Posted: Mon, 29th Apr 2013 by Terry Sanderson

By Terry Sanderson

It seems The Big Society is back – if only for the last nail to be driven into its coffin.

First we have a right-wing Catholic think tank, the Von Hügel Institute, publishing a report describing what was once Mr Cameron's flagship idea as a "genuine and interesting attempt" to tackle Britain's major social problems. The report looks at how the Big Society could be organised along the lines of Catholic social teaching. It says that the Government has already made many legislative changes on these lines and therefore it isn't "just rhetoric".

But the report seems to have arrived a little late at the party and to have missed the boat – which is just as well because the good ship Big Society seems to have sailed into the Bermuda triangle and, as the Archbishop of York, John Sentamu put it last week has "vanished without trace".

At the annual civic dinner of Sunderland Council at Washington Old Hall, Tyne and Wear, Sentamu said: "No politician refers to it any more. Was it simply a sound-bite, a ruse that played well with focus groups, but that was easily pushed aside when put under greater scrutiny? The cynic might suggest that it wasn't so much a celebration of a thriving society where everyone looks out for their neighbour, but rather a ploy to get community groups to pick up the cost of local government cuts."

Also dissenting from the Von Hügel view is Helen O'Brien, chief executive of the Catholic Social Action Network. She said the phrase "Big Society" had become discredited. "Should we call what we're doing the Big Society?" she asked at the launch. "That phrase hasn't done anything."

The Catholic weekly magazine, The Tablet, also thinks the Von Hügel Institute has got it wrong. In an editorial it wrote:

Devotees of Catholic Social Teaching, by no means all of whom are Catholics, hailed David Cameron's Big Society with some enthusiasm. They already knew that Catholic ideas about how to organise a good society were being excavated by his party for useful guidance, not least the key principle of subsidiarity. And the former Tory leader and founder of the Centre for Social Justice, Iain Duncan Smith, who is himself a Catholic, made no secret of where he was drawing his ideas from for the future of the welfare state. Yet the Big Society project has turned out to be a big disappointment. Even the Coalition Government itself seems to have gone cool on it.
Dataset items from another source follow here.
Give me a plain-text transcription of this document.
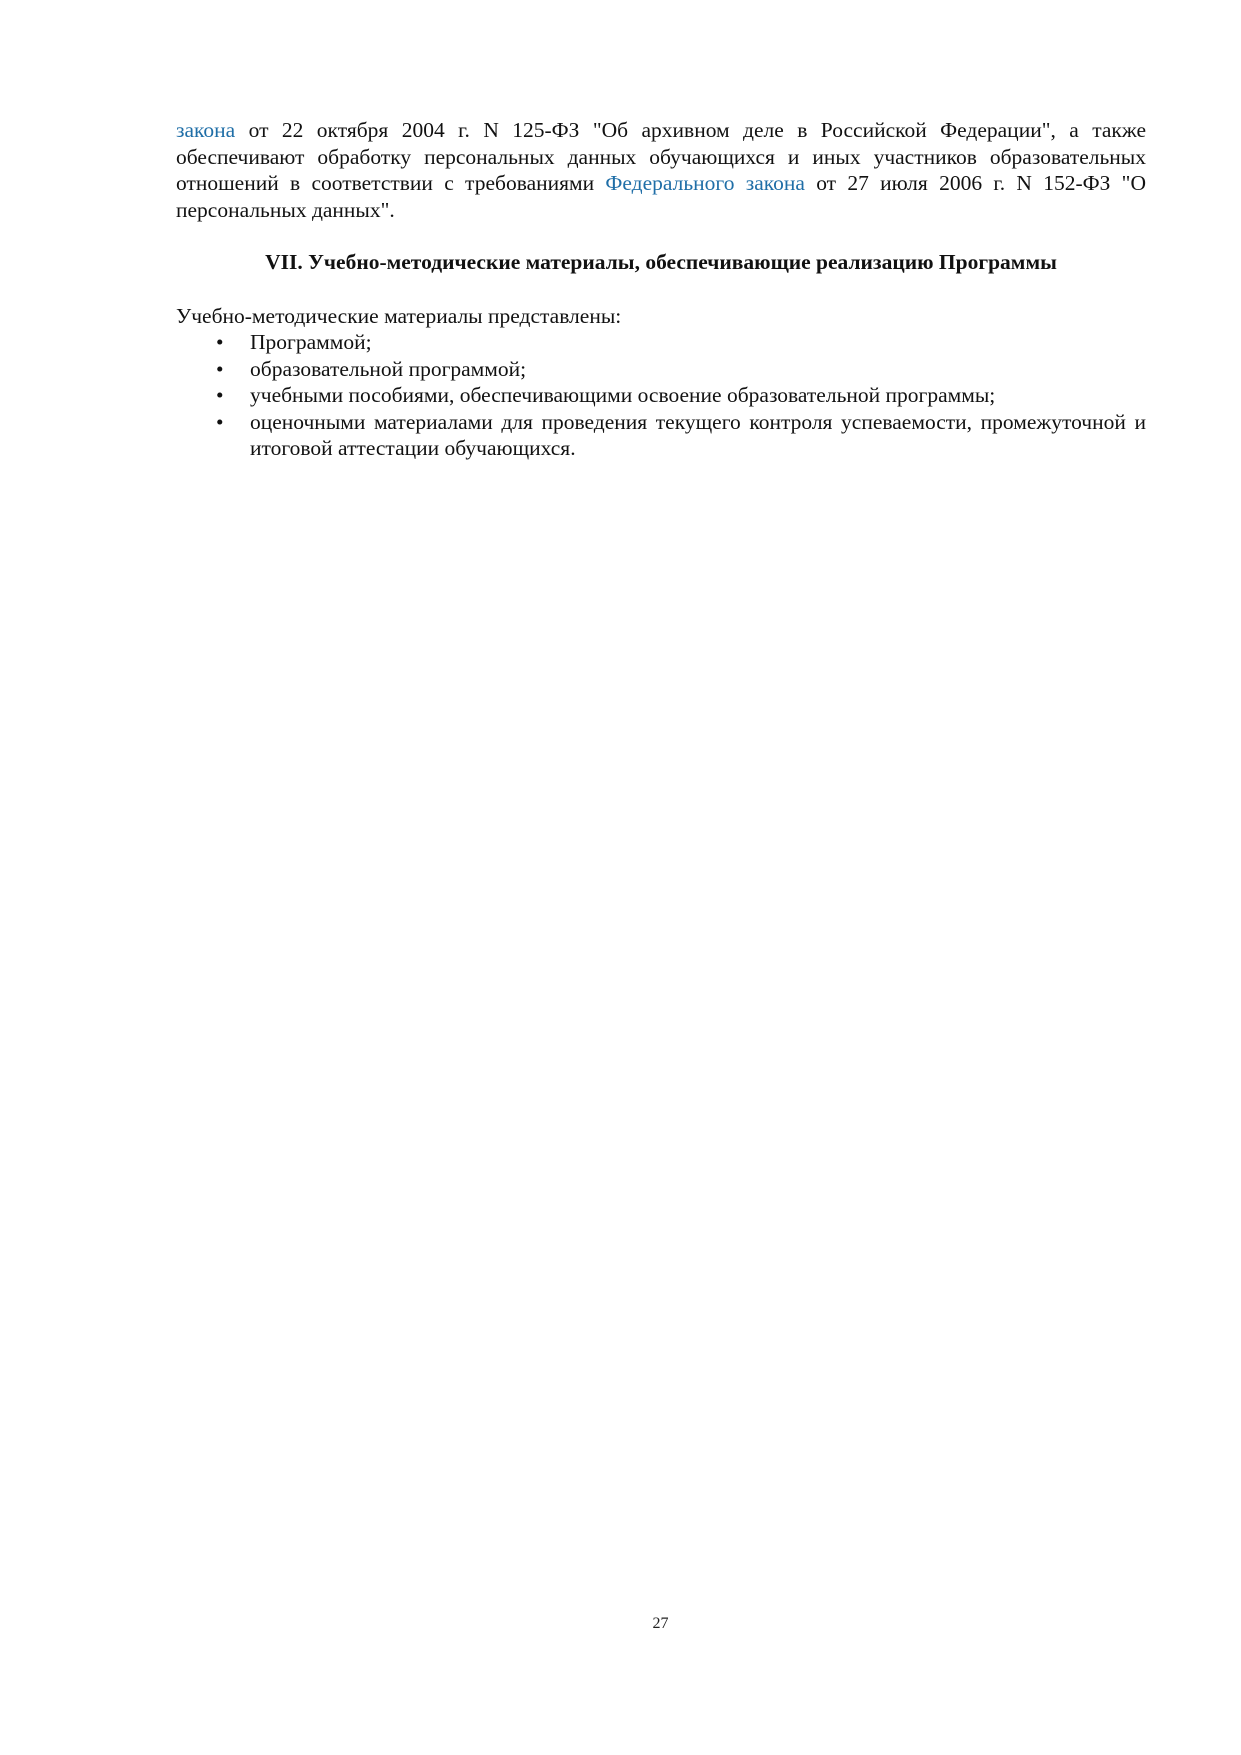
закона от 22 октября 2004 г. N 125-ФЗ "Об архивном деле в Российской Федерации", а также обеспечивают обработку персональных данных обучающихся и иных участников образовательных отношений в соответствии с требованиями Федерального закона от 27 июля 2006 г. N 152-ФЗ "О персональных данных".

VII. Учебно-методические материалы, обеспечивающие реализацию Программы

Учебно-методические материалы представлены:

• Программой;
• образовательной программой;
• учебными пособиями, обеспечивающими освоение образовательной программы;
• оценочными материалами для проведения текущего контроля успеваемости, промежуточной и итоговой аттестации обучающихся.
27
The editorial says that the Von Hügel Institute report suffered from bad timing. It was commissioned at a moment when there were big hopes that religion would be stepping in to help the Government run the country's welfare provisions – along similar lines to the German model.

But in Germany the Church receives vast amounts of taxpayers' cash to do the job (and does it with discrimination and often spiteful retribution on those employees who aren't toeing the Catholic line).

In Britain, the Government hoped that charities and churches would be able to somehow conjure up the money to replace that which was being cut from welfare budgets.

The Tablet, though, recognises that the "voluntary sector" has become almost entirely dependent on local authority grants. Now that such funding has been "scythed" by Government cuts, the voluntary groups simply can't operate on any significant scale any more. And because living standards are falling, donations to charities have also fallen — by something like 20% — which means they're finding it more and more difficult to draw on their own resources to fill the welfare gap.

Many Christian charities had already worked out that the Government was cynically using them to try to cover the severity of the cuts they were making. They also recognised that when the money ran out and the services collapsed, they would be the ones who would take the blame. Many had already made clear that they weren't prepared to be the fall guys.

The Government should be made to take responsibility for the cuts that are having such a cruel impact on the most vulnerable in our society. Churches should not attempt to rescue them (which they don't have the resources to do, anyway) and instead hold them to account for the misery they are causing.